Top positive review
5 people found this helpful
on 7 June 2015
Set mostly during the Second World War, Michael Frayn's 'Spies' centres on schoolboy Stephen Wheatley, who lives with his mother, father and older brother in the Close, a quiet cul-de-sac, where most of the houses sit in their tidy front gardens, behind neatly trimmed hedges. Stephen's family, we soon learn, is not considered entirely 'acceptable' to the more affluent and respectable residents of the Close, and Stephen, with his scruffy school uniform and old tennis shoes, is surprised when Keith Hayward, with his smart private school uniform and polished tan sandals, seems keen for Stephen to be his friend. During the summer holidays, Stephen and Keith play together at Keith's immaculate home, watched over by Keith's elegant and attractive mother who, freed from housework by her cleaning lady, spends her days reading books, resting in her room and visiting her younger sister who lives a few doors down the street. However, although Stephen may be in awe of Mr and Mrs Hayward, often wondering why they allow Keith to be friendly with him, deep down he instinctively knows that the reason Keith's parents tolerate him is because Keith is an only child who doesn't make friends easily - and he also knows that the reason Keith wants Stephen as a friend is because he is happy to let Keith take the lead in all their games together and never challenges him. And this arrangement works well, until the day that Keith makes the shocking announcement that the Germans have infiltrated his family and his mother is actually a German agent, and Stephen makes the decision to help Keith to spy on his mother's movements in and around the Close. At first, their surveillance of Mrs Hayward is exciting and great fun, but when the boys, and Stephen in particular, stumble across things they do not understand, things gradually begin to spiral out of control.

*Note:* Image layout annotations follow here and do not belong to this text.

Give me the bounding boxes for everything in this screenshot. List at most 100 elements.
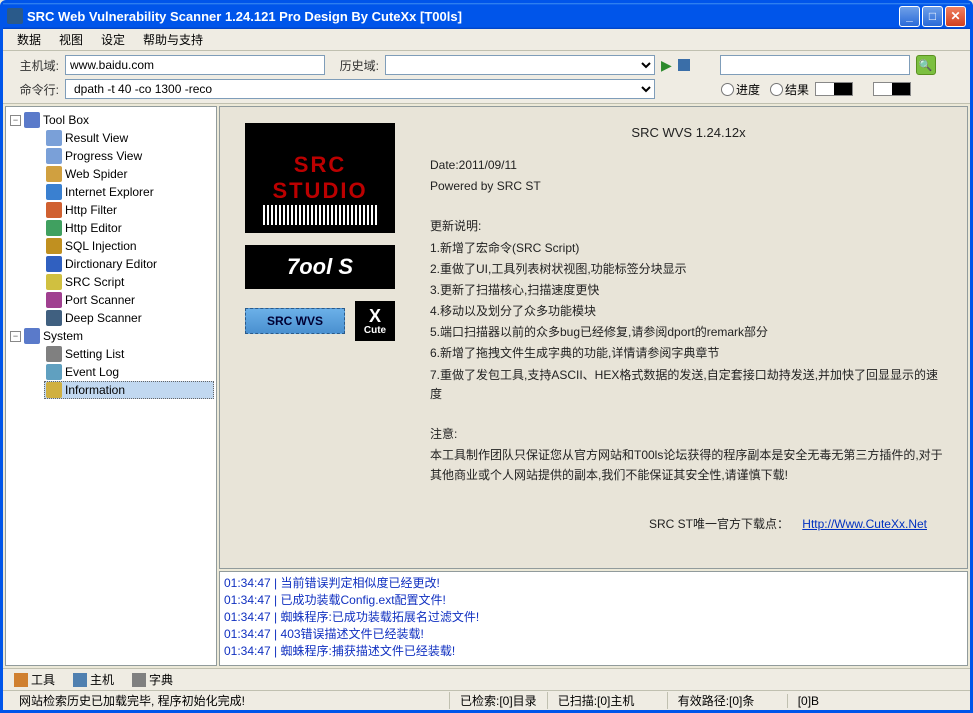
cmd-combo[interactable]: dpath -t 40 -co 1300 -reco [65,79,655,99]
menu-view[interactable]: 视图 [51,29,91,50]
download-label: SRC ST唯一官方下载点： [649,517,789,531]
search-input[interactable] [720,55,910,75]
spider-icon [46,166,62,182]
tools-logo: 7ool S [245,245,395,289]
log-panel[interactable]: 01:34:47 | 当前错误判定相似度已经更改! 01:34:47 | 已成功… [219,571,968,666]
content-area: SRC STUDIO 7ool S SRC WVS XCute SRC WVS … [217,104,970,668]
status-searched: 已检索:[0]目录 [449,692,547,709]
app-window: SRC Web Vulnerability Scanner 1.24.121 P… [0,0,973,713]
editor-icon [46,220,62,236]
notice-header: 注意: [430,425,947,444]
info-date: Date:2011/09/11 [430,156,947,175]
update-4: 4.移动以及划分了众多功能模块 [430,302,947,321]
nav-tools[interactable]: 工具 [7,668,62,691]
close-button[interactable]: ✕ [945,6,966,27]
log-line: 01:34:47 | 当前错误判定相似度已经更改! [224,574,963,591]
filter-icon [46,202,62,218]
update-7: 7.重做了发包工具,支持ASCII、HEX格式数据的发送,自定套接口劫持发送,并… [430,366,947,404]
log-line: 01:34:47 | 已成功装载Config.ext配置文件! [224,591,963,608]
toolbox-icon [24,112,40,128]
titlebar[interactable]: SRC Web Vulnerability Scanner 1.24.121 P… [3,3,970,29]
update-1: 1.新增了宏命令(SRC Script) [430,239,947,258]
tree-src-script[interactable]: SRC Script [44,273,214,291]
window-controls: _ □ ✕ [899,6,966,27]
expand-icon[interactable]: − [10,115,21,126]
tree-http-filter[interactable]: Http Filter [44,201,214,219]
menu-data[interactable]: 数据 [9,29,49,50]
nav-dict[interactable]: 字典 [125,668,180,691]
menu-help[interactable]: 帮助与支持 [135,29,211,50]
port-icon [46,292,62,308]
minimize-button[interactable]: _ [899,6,920,27]
tree-web-spider[interactable]: Web Spider [44,165,214,183]
barcode-icon [263,205,377,225]
update-header: 更新说明: [430,217,947,236]
script-icon [46,274,62,290]
tree-deep-scanner[interactable]: Deep Scanner [44,309,214,327]
dict-icon [46,256,62,272]
radio-progress[interactable]: 进度 [721,81,760,98]
status-paths: 有效路径:[0]条 [667,692,787,709]
info-icon [46,382,62,398]
src-wvs-logo: SRC WVS [245,308,345,334]
play-button[interactable]: ▶ [661,57,672,74]
menu-settings[interactable]: 设定 [93,29,133,50]
tree-information[interactable]: Information [44,381,214,399]
tree-progress-view[interactable]: Progress View [44,147,214,165]
deep-icon [46,310,62,326]
tree-toolbox[interactable]: − Tool Box [8,111,214,129]
tree-dict-editor[interactable]: Dirctionary Editor [44,255,214,273]
progress-swatch-1 [815,82,853,96]
expand-icon[interactable]: − [10,331,21,342]
tree-sql-injection[interactable]: SQL Injection [44,237,214,255]
ie-icon [46,184,62,200]
status-bytes: [0]B [787,694,829,708]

This is a tenderly written and mostly leisurely-paced story (although it does have its more exciting moments) but it's also a deftly controlled and quietly compelling one. Richly evocative of childhood days, but not overly-sentimental, this part coming-of-age story and part mystery story is warm, funny and, in places, rather poignant to read. I picked this novel up from the bookshelf of an elderly male relative who thoroughly enjoyed it and recommended it wholeheartedly - I wasn't sure (his brief synopsis made it sound a bit 'Boys' Own') but I took it away with me to be polite and surprised myself by how much I enjoyed it. Recommended.